Primary Submission Category: Causal Inference in Networks

Regression Discontinuity Designs Under Interference

Authors: Elena Dal Torrione, Tiziano Arduini, Laura Forastiere,

Presenting Author: Elena Dal Torrione*

Interference takes place whenever a “treatment” on one unit affects the outcome of another unit, and such a phenomenon can occur in regression discontinuity designs (RDD). For instance, in conditional cash transfer programs for education, eligible children’s schooling choices may affect the schooling choices of their ineligible peers. We propose an extension of the continuity-based framework to RDD to identify and estimate a set of causal estimands in the presence of interference. In this setting, assignment to effective treatment is determined by a unit’s score and the scores of other units—for example, her neighbors.
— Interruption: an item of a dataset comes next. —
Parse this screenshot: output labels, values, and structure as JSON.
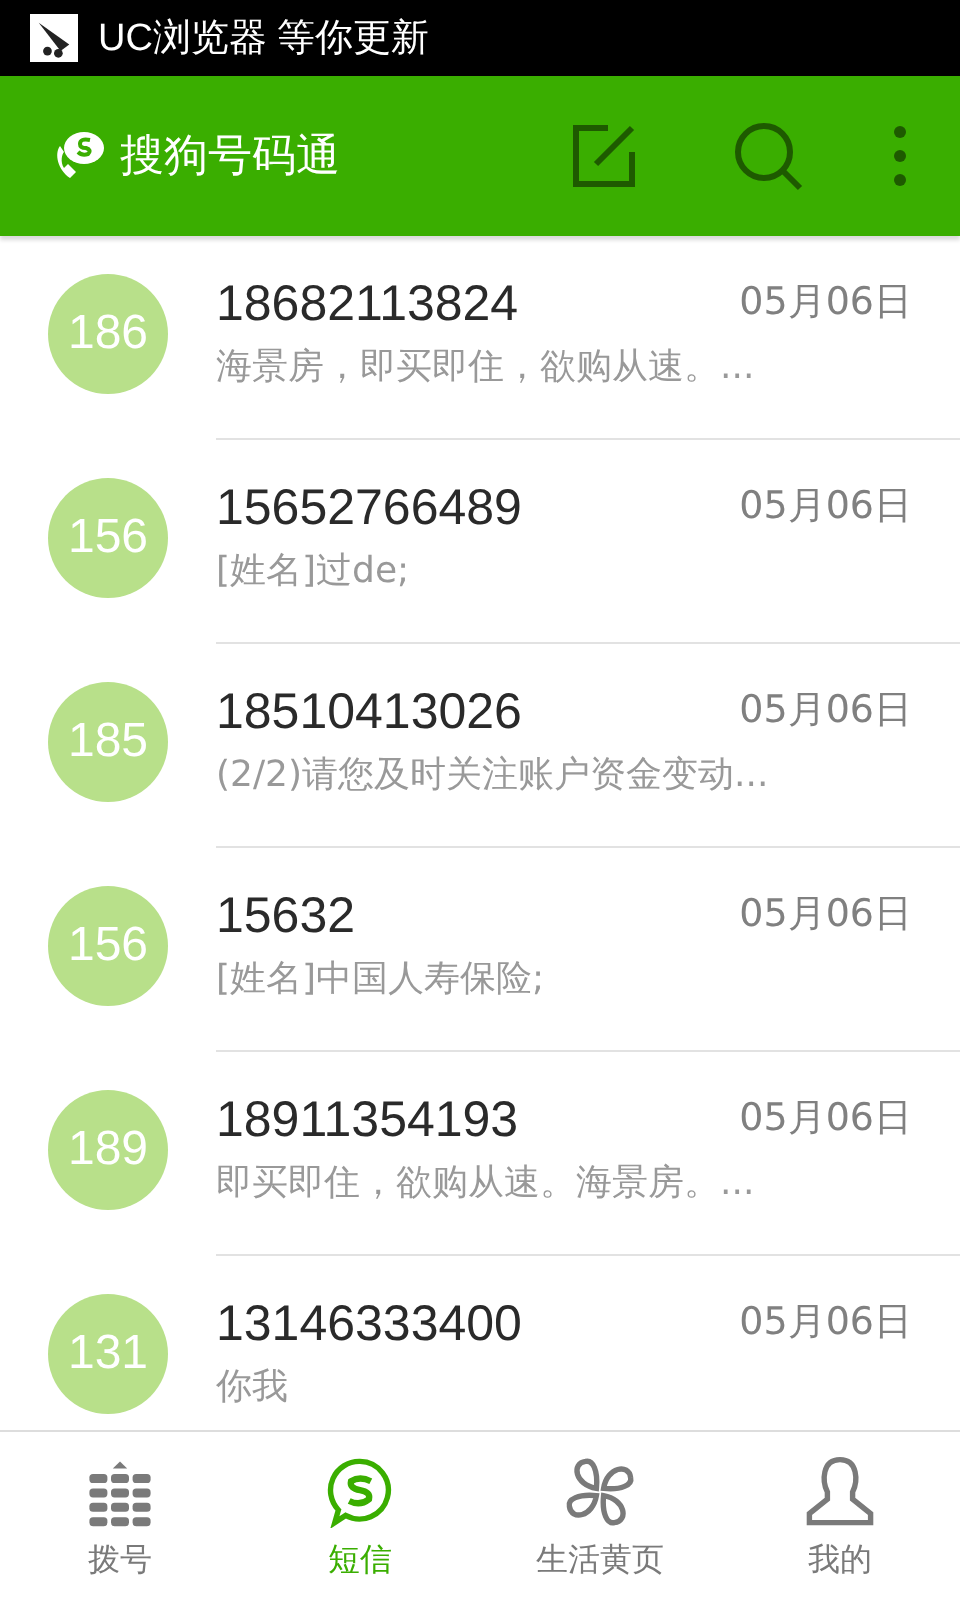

Unlike the standard RDD, embedding the exposure mapping function as a summary of other units’ treatment may give rise to complex, multidimensional frontiers. We provide a method to characterize such frontiers for a broad class of exposure mapping functions and derive generalized continuity assumptions to identify the proposed estimands. Next, we develop three estimation methods that can handle high-dimensional—and potentially heterogeneous—score spaces, and evaluate their empirical performance in a simulation study. Finally, we apply the presented methodology to the PROGRESA/Oportunidades data to estimate the spillover effects of financial aid to families on children’s school attendance.